Call Me Country is a documentary that explores the background to Beyoncé’s re-entry to the arena and the history of black participation in the genre. Anyone who has watched the superb Ken Burns series, Country Music, will know that the entire artform emerged as a result of white appropriation of black music in the early part of the 20th century, merging it with European folk traditions to make the sound we know today.

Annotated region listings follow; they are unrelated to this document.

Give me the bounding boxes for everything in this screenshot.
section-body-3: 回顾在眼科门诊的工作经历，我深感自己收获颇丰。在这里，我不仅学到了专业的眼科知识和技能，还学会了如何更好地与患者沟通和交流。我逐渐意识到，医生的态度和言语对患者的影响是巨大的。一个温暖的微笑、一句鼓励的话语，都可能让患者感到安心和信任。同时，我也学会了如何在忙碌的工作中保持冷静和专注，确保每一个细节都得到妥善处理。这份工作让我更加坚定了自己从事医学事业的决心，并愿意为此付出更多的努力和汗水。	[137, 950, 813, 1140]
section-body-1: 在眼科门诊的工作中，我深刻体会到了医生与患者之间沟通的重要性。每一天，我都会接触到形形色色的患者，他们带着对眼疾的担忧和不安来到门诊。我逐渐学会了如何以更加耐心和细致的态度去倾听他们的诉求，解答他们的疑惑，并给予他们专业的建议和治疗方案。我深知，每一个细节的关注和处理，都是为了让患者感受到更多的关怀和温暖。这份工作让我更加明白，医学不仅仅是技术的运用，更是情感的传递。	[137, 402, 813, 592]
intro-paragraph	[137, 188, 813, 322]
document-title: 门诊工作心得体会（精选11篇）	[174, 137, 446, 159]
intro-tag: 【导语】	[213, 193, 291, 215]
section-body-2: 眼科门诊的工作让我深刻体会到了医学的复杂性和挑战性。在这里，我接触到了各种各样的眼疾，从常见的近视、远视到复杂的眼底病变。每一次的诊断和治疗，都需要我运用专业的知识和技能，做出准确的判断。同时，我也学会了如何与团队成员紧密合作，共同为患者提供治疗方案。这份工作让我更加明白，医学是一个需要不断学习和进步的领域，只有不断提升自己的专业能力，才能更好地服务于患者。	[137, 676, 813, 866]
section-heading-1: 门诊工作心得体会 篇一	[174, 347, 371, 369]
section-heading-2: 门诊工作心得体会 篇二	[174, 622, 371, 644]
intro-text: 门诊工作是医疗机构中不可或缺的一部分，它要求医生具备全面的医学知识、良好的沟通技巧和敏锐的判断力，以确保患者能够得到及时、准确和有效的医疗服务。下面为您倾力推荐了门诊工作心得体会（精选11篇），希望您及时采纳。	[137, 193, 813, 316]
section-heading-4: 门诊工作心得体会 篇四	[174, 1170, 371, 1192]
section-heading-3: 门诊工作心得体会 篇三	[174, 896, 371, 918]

The commercial fortunes of the industry are very tightly and conservatively held. Radio remains the main gatekeeper and programmers acknowledge that female artists will never make up more than 20 percent of country airplay because they make too much money pandering to their traditional audiences. For female artists of colour, it’s worse – only 0.3 percent of commercial airplay. But times are changing and streaming is providing some artists with access to audiences that had previously been denied to them.

The film is a CNN production which means that it is only 45 minutes (a commercial hour) long – and only hints at much actual music content – but as a snapshot of an industry being forced to confront its shortcomings and face the future, it's fascinating.

Call Me Country: Beyoncé & Nashville’s Renaissance is streaming on Neon

Joan Baez: I am a Noise

Joan Baez performing in concert in the 1960s from the documentary Joan Baez: I am a Noise

Photo: DocPlay

By my count, there are three different performances of Dylan’s 'It Ain’t Me, Babe' featured in this excellent documentary, and together they serve to make the point of the film. You might think you know about the famous '60s folk icon – the pristine voice, the activism, the muse-like relationship with Bob himself – but there’s much more to her than meets the eye.

Or rather, much more than she has ever allowed the world at large to see.

For the first two-thirds, or so, the film takes a fairly traditional approach to biography. While we follow Baez on her 2018 farewell tour – at nearly 80 years old she realises that her voice no longer has the power and control it once did – she tells us the story of her life, from California schoolgirl to one of the biggest stars of the '60s and a pillar of the Civil Rights movement and anti-war campaigns.

There are smart parallels. After the section on Martin Luther King’s voting rights march to Selma, Alabama, where Baez was a prominent celebrity participant, we cut to the farewell tour making a stop in the same town and Baez being greeted by locals who know how important that protest was.

But throughout the film, Baez drops hints that all was not well during the height of her fame. That the relentless performing schedule, the serial romantic relationships and the passionate activism, were masking some deeper psychological malaise. She talks about anxiety, sleeplessness, depression. In the final third, when she goes seriously off the rails in the 1980s with the help of alcohol and quaaludes, her mental health challenges become the reason for the film – the reason why she has chosen to take all that armour down at last, just at the moment she chooses to leave the spotlight.

It's a brave step for someone so guarded, but you can see why it is so important to her. A therapeutic reckoning with long buried family trauma wasn’t what I thought I was getting when I started this film, but it makes for an exceptional personal portrait.